Two deaths hit the Worcester County community hard this week. Though the two individuals who died two days apart had no direct connection, their deaths impacted thousands near and far.
First, Rhonda Walsh, a teacher in Worcester County Public Schools for 22 years, most recently Berlin Intermediate, died after an extended sarcoma cancer battle. Walsh leaves behind three kids, two of whom are in high school and one in middle school, and husband Cory Walsh, business development officer and assistant vice president at Taylor Bank and a long-time youth sports coach. I coached the couple’s two sons in soccer a few years back and it just happened to be when the health issues arose. It’s a lovely family with deep roots throughout the community. Though Rhonda has had tremendous health challenges since her diagnosis, her passing last Saturday came far sooner than anyone expected, according to family friends.
Rhonda’s death came one week after the Stephen Decatur varsity soccer team held a “Yellow Out Seahawks Fight Against Sarcoma” game in support of Walsh, whose daughter Emma plays on the team. The players and fans wore yellow, and a bake sale was held, raising more than $1,200 for the family. A Go Fund Me page has been set up for “The Walsh Family” to help the family through the challenging time, raising about $19,000 to date. Of her friend, page organizer April Gershenfeld wrote, “Our dear friend Rhonda Walsh lost her battle with cancer on Saturday evening. She was a true warrior and a hero. Rhonda will be dearly missed by so many people whose lives she touched. Our hearts go out to her family and so many people have asked what they can do. We are revitalizing the go fund me for people who want to contribute and also suggest gift cards.”
On Monday, Hale Harrison died unexpectedly at the age of 75. His numerous achievements and contributions can be reviewed in the feature story and obituary. I wanted to share a couple stories about my personal interactions with him.
Though I knew of him growing up, most notably him eating breakfast at the Captain’s Table where I worked as a teen with his friend Jimmy Hall and later as one of the owners of a competing newspaper, my first professional interaction with Hale was in 1998 when he was serving as chairman of the AGH Board of Trustees. He wanted to present the hospital’s financial review to me as a newspaper editor ahead of any article. We didn’t meet at the hospital or one of his hotels, restaurants or meeting spaces. Instead, he wanted to review the financials at his company’s offices on the Plim Plaza property. At the time, these offices were surprisingly modest. He led me to a small room –seemingly not used by anyone for a long time — to review the hospital’s finances. He struck me as authentic and not wrapped up in being showy. It told me a lot about him. He was a private man who preferred a low profile.

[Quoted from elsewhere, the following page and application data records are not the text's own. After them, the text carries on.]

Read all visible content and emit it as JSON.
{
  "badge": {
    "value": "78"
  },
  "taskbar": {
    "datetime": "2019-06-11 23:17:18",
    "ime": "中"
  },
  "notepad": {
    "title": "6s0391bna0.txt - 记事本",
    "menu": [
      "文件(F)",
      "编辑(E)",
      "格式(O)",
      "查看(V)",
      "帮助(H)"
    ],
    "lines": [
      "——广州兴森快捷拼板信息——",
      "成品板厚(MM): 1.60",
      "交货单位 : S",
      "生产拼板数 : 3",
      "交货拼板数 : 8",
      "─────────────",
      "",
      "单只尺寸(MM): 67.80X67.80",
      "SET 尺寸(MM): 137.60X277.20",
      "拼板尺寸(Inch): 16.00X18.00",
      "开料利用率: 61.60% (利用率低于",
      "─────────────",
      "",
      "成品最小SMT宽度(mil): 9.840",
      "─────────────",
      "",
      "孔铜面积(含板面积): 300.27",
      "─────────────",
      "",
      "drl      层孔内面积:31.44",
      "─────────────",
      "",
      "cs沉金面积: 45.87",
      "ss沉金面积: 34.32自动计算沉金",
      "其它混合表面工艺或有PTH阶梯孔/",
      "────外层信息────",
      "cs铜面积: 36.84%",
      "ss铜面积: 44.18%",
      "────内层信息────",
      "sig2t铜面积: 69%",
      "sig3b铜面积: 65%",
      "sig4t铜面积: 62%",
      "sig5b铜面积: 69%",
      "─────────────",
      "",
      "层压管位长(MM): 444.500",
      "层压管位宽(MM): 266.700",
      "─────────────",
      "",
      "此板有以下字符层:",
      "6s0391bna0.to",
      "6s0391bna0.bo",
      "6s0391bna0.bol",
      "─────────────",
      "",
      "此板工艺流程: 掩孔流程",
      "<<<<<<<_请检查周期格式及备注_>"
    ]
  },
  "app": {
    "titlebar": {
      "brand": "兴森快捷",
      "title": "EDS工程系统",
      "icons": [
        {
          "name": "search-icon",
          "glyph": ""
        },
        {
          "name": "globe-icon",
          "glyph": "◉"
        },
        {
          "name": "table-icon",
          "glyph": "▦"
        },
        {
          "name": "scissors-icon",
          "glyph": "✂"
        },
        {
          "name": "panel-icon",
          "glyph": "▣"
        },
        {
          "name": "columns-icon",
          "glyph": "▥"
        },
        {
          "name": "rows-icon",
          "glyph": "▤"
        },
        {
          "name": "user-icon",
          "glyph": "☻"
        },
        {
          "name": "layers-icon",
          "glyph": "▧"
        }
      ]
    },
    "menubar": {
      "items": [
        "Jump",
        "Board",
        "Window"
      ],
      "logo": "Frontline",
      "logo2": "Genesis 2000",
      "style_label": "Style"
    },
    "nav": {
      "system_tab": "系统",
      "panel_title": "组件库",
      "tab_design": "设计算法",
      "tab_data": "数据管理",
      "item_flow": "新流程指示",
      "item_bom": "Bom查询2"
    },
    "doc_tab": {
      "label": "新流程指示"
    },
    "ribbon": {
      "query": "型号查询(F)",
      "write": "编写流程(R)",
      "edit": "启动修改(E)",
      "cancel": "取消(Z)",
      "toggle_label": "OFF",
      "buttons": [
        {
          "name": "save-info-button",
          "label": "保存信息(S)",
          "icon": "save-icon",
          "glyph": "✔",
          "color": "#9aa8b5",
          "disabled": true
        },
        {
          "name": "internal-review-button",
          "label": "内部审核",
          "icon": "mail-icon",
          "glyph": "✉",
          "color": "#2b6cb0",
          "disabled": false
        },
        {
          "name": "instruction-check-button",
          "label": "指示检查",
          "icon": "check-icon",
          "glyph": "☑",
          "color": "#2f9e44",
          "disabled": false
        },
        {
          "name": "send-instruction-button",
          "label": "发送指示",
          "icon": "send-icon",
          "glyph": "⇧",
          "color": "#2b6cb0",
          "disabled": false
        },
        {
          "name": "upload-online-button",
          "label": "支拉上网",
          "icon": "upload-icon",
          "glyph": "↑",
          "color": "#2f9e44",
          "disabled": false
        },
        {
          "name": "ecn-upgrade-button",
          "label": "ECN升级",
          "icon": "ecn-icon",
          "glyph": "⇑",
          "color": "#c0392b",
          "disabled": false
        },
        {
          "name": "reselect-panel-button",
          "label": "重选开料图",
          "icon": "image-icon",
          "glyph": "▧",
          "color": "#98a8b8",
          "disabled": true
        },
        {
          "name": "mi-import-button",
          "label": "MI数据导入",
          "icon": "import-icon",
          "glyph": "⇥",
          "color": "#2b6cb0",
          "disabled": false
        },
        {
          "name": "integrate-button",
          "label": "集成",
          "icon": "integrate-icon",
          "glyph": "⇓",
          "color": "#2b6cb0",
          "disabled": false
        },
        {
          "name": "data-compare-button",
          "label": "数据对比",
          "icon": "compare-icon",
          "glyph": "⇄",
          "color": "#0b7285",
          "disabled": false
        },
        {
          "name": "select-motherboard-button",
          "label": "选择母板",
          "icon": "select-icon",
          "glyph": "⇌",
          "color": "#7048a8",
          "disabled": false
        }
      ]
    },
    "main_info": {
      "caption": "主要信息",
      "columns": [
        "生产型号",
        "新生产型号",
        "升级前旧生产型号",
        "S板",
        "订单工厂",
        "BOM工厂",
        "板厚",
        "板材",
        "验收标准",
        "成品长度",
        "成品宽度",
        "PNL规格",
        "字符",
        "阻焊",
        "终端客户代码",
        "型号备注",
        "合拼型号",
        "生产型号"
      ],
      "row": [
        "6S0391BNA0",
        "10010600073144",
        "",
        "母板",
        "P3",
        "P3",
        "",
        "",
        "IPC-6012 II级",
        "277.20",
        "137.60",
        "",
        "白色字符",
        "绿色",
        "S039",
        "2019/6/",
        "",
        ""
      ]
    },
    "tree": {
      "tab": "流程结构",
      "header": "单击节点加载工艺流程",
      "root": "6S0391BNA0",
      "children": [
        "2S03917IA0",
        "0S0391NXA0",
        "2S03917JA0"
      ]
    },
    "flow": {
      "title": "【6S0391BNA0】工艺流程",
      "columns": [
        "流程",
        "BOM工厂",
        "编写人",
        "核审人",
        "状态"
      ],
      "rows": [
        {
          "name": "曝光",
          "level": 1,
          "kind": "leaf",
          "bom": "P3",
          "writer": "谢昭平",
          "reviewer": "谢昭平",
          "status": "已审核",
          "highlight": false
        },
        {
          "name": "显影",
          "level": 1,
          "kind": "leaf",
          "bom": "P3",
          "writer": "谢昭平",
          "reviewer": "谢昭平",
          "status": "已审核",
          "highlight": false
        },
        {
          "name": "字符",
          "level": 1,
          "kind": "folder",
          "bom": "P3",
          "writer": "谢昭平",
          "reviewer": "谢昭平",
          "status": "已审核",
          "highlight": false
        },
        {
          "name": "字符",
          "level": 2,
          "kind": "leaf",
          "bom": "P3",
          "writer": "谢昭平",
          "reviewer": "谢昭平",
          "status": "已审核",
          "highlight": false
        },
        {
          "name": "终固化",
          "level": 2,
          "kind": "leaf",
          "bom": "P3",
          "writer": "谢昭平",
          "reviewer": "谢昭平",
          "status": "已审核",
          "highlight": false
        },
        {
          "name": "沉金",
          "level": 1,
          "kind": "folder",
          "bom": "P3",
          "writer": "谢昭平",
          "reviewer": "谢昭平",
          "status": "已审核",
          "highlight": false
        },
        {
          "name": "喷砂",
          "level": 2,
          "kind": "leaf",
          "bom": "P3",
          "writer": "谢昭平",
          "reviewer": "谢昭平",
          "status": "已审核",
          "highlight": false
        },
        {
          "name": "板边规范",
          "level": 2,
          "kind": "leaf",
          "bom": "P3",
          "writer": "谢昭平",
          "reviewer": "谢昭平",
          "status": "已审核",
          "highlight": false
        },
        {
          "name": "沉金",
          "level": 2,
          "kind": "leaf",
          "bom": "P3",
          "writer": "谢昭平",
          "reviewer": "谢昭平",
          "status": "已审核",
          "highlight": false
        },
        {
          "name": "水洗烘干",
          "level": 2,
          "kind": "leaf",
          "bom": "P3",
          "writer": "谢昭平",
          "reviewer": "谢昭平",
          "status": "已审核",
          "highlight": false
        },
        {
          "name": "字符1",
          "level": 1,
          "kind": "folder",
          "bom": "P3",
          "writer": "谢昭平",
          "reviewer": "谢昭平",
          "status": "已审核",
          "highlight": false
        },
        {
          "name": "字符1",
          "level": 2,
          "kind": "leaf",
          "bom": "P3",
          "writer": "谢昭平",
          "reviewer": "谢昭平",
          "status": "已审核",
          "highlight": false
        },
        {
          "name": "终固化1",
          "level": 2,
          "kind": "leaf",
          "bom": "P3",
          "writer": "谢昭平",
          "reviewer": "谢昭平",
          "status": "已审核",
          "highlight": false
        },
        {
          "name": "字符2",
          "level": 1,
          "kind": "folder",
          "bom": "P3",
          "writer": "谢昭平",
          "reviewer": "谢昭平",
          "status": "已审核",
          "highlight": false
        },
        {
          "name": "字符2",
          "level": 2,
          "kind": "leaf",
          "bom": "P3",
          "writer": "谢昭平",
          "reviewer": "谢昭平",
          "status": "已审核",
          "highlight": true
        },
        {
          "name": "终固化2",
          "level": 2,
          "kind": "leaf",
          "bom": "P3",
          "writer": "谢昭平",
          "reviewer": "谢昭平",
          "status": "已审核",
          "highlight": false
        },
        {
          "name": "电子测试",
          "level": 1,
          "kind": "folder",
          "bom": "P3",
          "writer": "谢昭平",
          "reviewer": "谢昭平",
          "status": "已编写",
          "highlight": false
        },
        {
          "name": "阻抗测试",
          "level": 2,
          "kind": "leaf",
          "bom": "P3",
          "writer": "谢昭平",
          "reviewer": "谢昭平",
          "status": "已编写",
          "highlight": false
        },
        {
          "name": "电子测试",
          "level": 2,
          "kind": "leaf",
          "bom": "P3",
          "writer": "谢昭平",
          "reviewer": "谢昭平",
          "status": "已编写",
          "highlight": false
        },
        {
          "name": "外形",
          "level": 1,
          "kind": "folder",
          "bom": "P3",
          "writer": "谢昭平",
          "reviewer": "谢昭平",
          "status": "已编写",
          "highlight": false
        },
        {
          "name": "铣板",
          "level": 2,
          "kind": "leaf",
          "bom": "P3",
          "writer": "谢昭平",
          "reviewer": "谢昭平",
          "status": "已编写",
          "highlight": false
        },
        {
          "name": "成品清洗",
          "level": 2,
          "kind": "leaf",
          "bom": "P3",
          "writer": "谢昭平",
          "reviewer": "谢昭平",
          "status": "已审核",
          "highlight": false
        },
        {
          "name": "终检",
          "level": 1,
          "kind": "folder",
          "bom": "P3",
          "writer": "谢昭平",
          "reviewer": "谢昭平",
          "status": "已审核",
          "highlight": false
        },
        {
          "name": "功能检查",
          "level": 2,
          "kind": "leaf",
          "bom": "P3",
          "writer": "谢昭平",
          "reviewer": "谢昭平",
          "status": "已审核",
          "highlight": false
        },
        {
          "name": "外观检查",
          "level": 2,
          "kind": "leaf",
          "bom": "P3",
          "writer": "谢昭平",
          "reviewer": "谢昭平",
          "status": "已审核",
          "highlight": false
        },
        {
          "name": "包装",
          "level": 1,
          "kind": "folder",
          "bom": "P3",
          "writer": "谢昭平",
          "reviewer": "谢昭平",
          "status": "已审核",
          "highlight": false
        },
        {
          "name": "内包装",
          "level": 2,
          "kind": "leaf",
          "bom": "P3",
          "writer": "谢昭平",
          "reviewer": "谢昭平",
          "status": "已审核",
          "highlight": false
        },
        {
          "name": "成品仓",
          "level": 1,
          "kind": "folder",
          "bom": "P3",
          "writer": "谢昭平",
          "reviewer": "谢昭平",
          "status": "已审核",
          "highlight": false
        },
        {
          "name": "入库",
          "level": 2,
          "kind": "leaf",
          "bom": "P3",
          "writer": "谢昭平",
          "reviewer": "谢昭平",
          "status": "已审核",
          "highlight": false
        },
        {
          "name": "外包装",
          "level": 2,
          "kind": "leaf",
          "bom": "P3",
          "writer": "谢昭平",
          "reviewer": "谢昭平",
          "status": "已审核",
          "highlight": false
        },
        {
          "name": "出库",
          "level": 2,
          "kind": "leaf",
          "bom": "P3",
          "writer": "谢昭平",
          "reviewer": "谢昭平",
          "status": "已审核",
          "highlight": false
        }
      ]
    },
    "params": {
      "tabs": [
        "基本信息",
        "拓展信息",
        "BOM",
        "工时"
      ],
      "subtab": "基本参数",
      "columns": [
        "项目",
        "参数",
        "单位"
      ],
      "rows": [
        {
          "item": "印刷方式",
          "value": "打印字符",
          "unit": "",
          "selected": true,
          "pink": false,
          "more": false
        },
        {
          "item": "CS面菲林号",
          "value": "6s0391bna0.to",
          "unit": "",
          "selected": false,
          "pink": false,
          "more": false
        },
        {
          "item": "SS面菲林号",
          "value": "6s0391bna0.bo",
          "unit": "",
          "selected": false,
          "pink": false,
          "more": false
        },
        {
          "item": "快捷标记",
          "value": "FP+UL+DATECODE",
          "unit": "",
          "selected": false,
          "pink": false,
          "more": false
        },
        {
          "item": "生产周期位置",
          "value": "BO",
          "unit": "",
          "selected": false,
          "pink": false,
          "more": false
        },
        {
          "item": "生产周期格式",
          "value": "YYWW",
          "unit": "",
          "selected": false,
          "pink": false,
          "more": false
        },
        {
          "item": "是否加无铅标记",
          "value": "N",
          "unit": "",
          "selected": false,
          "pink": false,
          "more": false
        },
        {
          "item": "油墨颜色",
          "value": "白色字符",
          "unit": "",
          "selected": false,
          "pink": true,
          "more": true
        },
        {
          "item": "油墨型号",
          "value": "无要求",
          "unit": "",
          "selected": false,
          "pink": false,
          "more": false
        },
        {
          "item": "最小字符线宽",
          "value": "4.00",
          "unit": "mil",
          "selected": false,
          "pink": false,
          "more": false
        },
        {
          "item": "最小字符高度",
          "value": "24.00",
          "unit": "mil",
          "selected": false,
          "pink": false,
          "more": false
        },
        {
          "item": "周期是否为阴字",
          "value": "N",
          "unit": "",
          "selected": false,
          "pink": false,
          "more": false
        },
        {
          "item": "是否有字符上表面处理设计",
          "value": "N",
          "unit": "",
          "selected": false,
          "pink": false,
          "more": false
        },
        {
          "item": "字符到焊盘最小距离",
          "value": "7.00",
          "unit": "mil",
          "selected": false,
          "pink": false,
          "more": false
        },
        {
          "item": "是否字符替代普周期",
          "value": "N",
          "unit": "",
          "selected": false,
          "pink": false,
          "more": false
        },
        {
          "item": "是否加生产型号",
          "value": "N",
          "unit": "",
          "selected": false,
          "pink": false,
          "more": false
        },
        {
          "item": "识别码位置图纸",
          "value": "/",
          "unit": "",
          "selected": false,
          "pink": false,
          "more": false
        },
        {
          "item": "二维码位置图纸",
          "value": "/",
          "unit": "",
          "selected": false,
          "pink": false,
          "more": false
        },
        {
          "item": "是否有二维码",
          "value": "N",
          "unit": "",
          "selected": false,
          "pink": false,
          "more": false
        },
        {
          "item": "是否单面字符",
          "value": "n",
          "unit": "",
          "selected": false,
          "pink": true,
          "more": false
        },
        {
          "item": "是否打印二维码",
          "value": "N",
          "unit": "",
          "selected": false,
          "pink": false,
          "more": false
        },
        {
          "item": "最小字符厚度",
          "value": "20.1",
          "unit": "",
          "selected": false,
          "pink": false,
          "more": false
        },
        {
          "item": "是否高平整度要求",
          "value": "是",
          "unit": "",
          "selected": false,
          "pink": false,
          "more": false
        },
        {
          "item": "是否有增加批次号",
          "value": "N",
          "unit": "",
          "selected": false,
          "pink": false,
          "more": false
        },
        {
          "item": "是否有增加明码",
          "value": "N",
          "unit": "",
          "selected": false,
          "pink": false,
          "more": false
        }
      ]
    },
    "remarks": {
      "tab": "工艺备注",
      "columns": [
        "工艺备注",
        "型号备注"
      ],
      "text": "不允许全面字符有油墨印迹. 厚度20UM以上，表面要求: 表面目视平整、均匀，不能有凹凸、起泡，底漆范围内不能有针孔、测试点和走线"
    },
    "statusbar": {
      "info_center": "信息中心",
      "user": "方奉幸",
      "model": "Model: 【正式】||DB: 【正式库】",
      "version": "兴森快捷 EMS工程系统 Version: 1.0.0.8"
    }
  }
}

Some years later, Harrison sought me out on a Friday night in Ocean City to let me know about a union vote that had just occurred. There was an employee union that was looking at the time to organize his company’s employees. It’s been 20 years at least, but my memory of it was he was a bit upset at something I wrote in this space about being open minded to the unionization effort. Immediately after the union vote was held, I can remember Harrison approaching me with paper in hand at a local happy hour to inform me of the results. He made his position clear, saying I could criticize his buildings or restaurants but not to ever claim he did not treat his people well. He had a point to make and he delivered it. I do not recall painting the picture he cited, but I admired his passion. He was not going to stand for any claims his employees were not treated well. History has shown this was a focus of his in his career based on the long tenures of numerous employees within his company.
Throughout a life of tremendous private success, Hale was also humble and private about those pursuits and successes. Additionally, Hale and his family business have proven time and time again to be charitable in nature helping countless families with various examples of help outside of the limelight. Former Ocean City Mayor and State Senator Jim Mathias summed it up in general terms saying, “Every element of who we are as a community, he was always there to do his part. … We are a better community because of Hale. We are a stronger community because of Hale. …”
The future may prove me wrong, but I just don’t see the addition of electric bikes to the Boardwalk as a huge deal. I spent much more time than usual on the Boardwalk last summer due to my teenager working at The Kite Loft, including dozens of walks on early summer mornings.
For the most part, the scene on the Boardwalk was idyllic even amid a sea of multiple users. There were joggers, walkers, strollers and a variety of bikers with the majority use being walking in my opinion. The addition of e-bikes should be barely noticeable. I could be wrong, but I don’t see their popularity has reached the point where a major change will hurt the Boardwalk experience.
The council plans to review the addition of the Class 1 e-bikes to the Boardwalk over the fall, winter and spring months. An update before the season will be nice, but it’s going to take a summer season to see whether any changes need to be made regarding electric bikes. My guess is all will be fine, and the city was wise to revisit the issue before a challenge came from advocates for the Americans with Disabilities Act.